Originally published on Feb 5, 2014 on YouTube, this video shows a dataset graphically with various colors that represent different entity types as follows:

  • Blue: Domain
  • Yellow: IP address
  • Green: AS number

The edges between the nodes in the graph represent different connection types:

  • Domain to IP: A certain domain is mapped to a certain IP
  • IP to ASN: A certain IP belongs to a certain ASN
  • Domain to Domain: Related domain or Co-occurrences

This is a nice example of the type of visualization needed for cyberspace situational awareness. Each node in the graph is an object in the object-base. The user should be able to filter and drill down as required.

For example, if using augmented reality (AR) tools, the user should be able to visualize the network as a graph of objects connected at the network layer (not necessarily at the physical layer).
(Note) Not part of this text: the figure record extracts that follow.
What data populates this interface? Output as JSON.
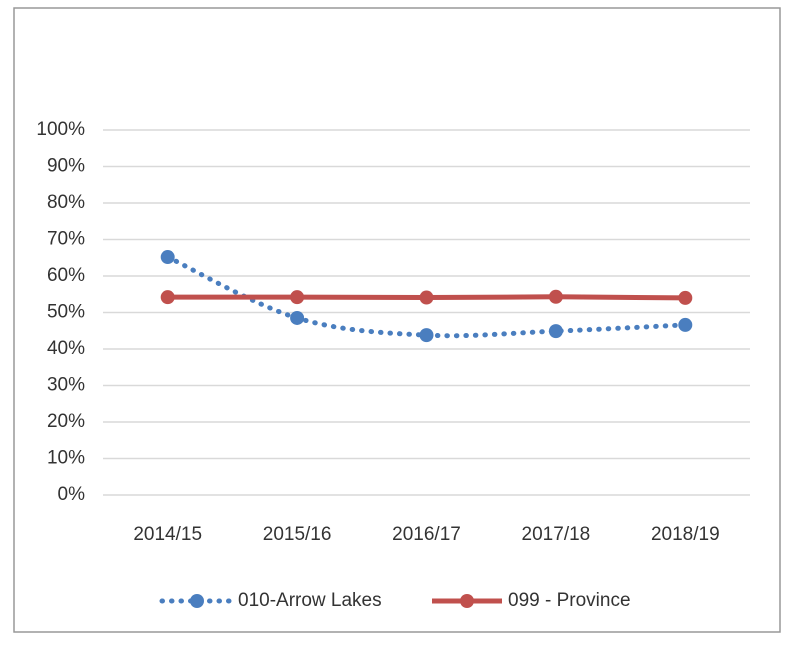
{
  "chart_data": {
    "type": "line",
    "categories": [
      "2014/15",
      "2015/16",
      "2016/17",
      "2017/18",
      "2018/19"
    ],
    "series": [
      {
        "name": "010-Arrow Lakes",
        "color": "#4a7ebf",
        "line_style": "dotted",
        "smooth": true,
        "values": [
          65.2,
          48.5,
          43.8,
          44.9,
          46.6
        ]
      },
      {
        "name": "099 - Province",
        "color": "#c0504d",
        "line_style": "solid",
        "smooth": false,
        "values": [
          54.2,
          54.2,
          54.1,
          54.3,
          54.0
        ]
      }
    ],
    "ylim": [
      0,
      100
    ],
    "yticks": [
      {
        "value": 0,
        "label": "0%"
      },
      {
        "value": 10,
        "label": "10%"
      },
      {
        "value": 20,
        "label": "20%"
      },
      {
        "value": 30,
        "label": "30%"
      },
      {
        "value": 40,
        "label": "40%"
      },
      {
        "value": 50,
        "label": "50%"
      },
      {
        "value": 60,
        "label": "60%"
      },
      {
        "value": 70,
        "label": "70%"
      },
      {
        "value": 80,
        "label": "80%"
      },
      {
        "value": 90,
        "label": "90%"
      },
      {
        "value": 100,
        "label": "100%"
      }
    ],
    "grid": true,
    "legend": "bottom"
  }
}
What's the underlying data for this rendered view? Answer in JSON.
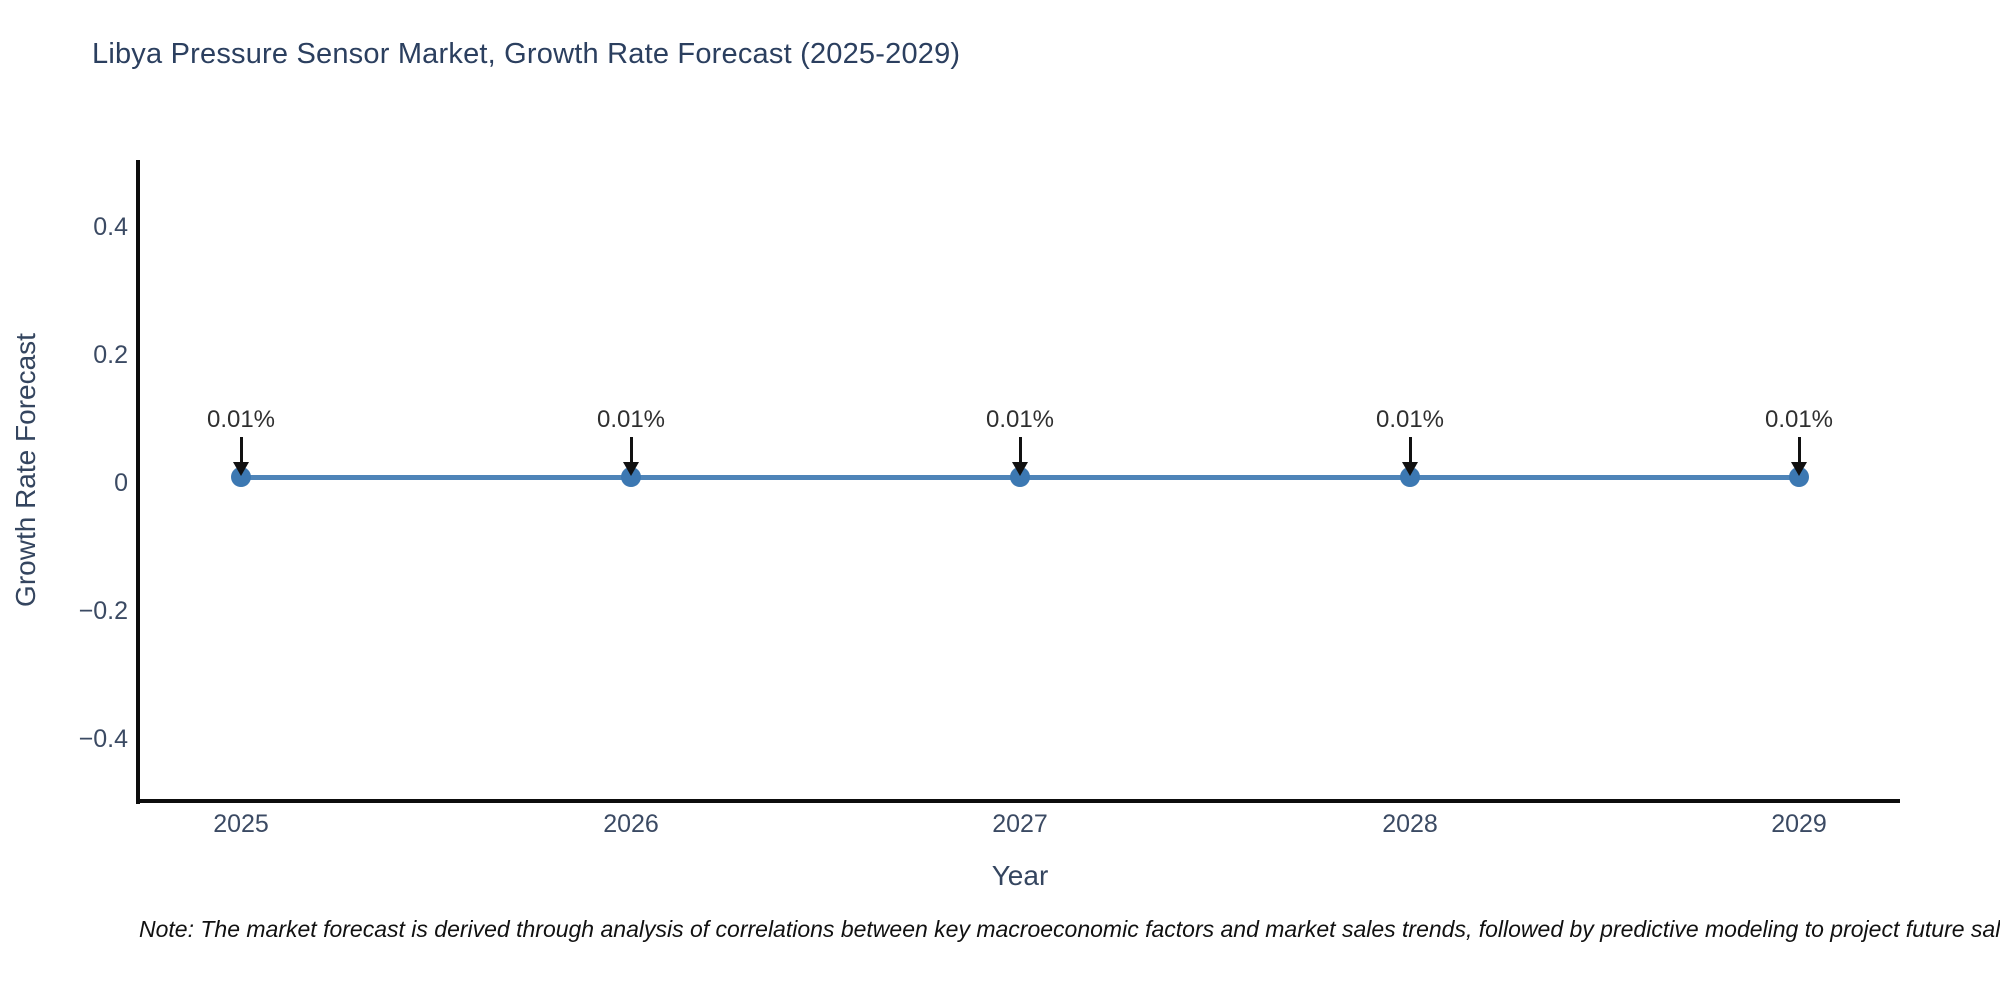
{
  "title": "Libya Pressure Sensor Market, Growth Rate Forecast (2025-2029)",
  "note": "Note: The market forecast is derived through analysis of correlations between key macroeconomic factors and market sales trends, followed by predictive modeling to project future sales",
  "colors": {
    "background": "#ffffff",
    "title_text": "#2b3f5f",
    "axis_line": "#0d0d0d",
    "tick_text": "#3b4a63",
    "line": "#4e84b8",
    "marker": "#3c78b2",
    "annotation_text": "#2f2f2f",
    "annotation_arrow": "#111111"
  },
  "chart_data": {
    "type": "line",
    "title": "Libya Pressure Sensor Market, Growth Rate Forecast (2025-2029)",
    "xlabel": "Year",
    "ylabel": "Growth Rate Forecast",
    "x": [
      2025,
      2026,
      2027,
      2028,
      2029
    ],
    "x_tick_labels": [
      "2025",
      "2026",
      "2027",
      "2028",
      "2029"
    ],
    "series": [
      {
        "name": "Growth Rate Forecast",
        "values": [
          0.01,
          0.01,
          0.01,
          0.01,
          0.01
        ]
      }
    ],
    "point_labels": [
      "0.01%",
      "0.01%",
      "0.01%",
      "0.01%",
      "0.01%"
    ],
    "y_ticks": [
      "0.4",
      "0.2",
      "0",
      "−0.2",
      "−0.4"
    ],
    "y_tick_values": [
      0.4,
      0.2,
      0,
      -0.2,
      -0.4
    ],
    "ylim": [
      -0.5,
      0.5
    ],
    "grid": false,
    "legend_position": "none",
    "units": "%",
    "annotation_style": "value label with downward arrow onto each marker"
  }
}
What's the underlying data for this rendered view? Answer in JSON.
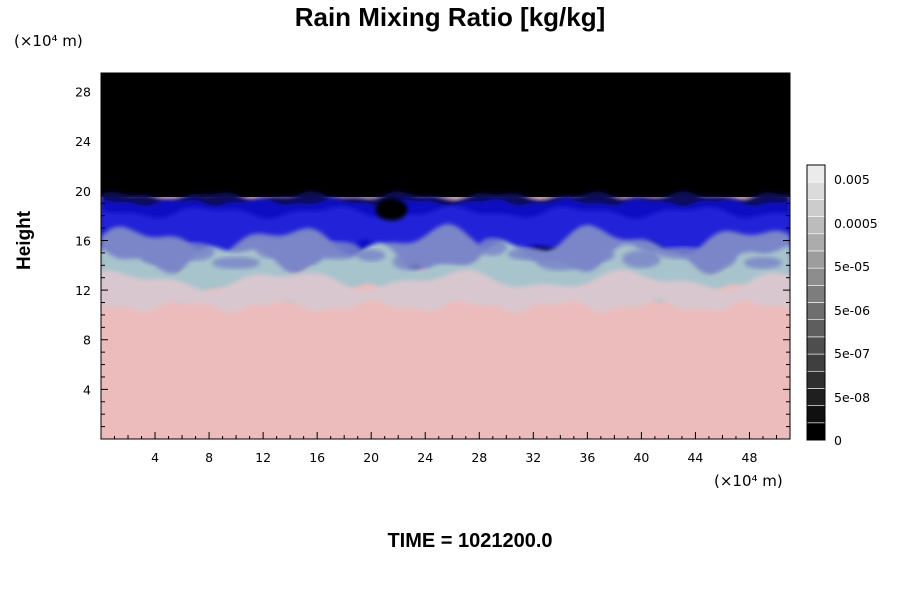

This means when one object (a client process on a computer) establishes a connection with another object (a server, for example), the colors of both objects change and become nodes in a graph where the connection is represented as an edge.

Then, the user can “travel” though the network using hand gestures and drill down and view what is going on any object they have access rights to view. For example, they could filter the view to an application view of the objects, if necessary. If the client (for example a state actor) had successfully gained access to an object, the user could open the object and then view an augmented graphical representation of the file system of that object. For example, if the object was capable of showing changes to the file system (foe example using iNotify tools on a Linux server), the graph could illustrate changes to the file system in real time.

This is the kind of visualization needed to realize cyberspace situational awareness.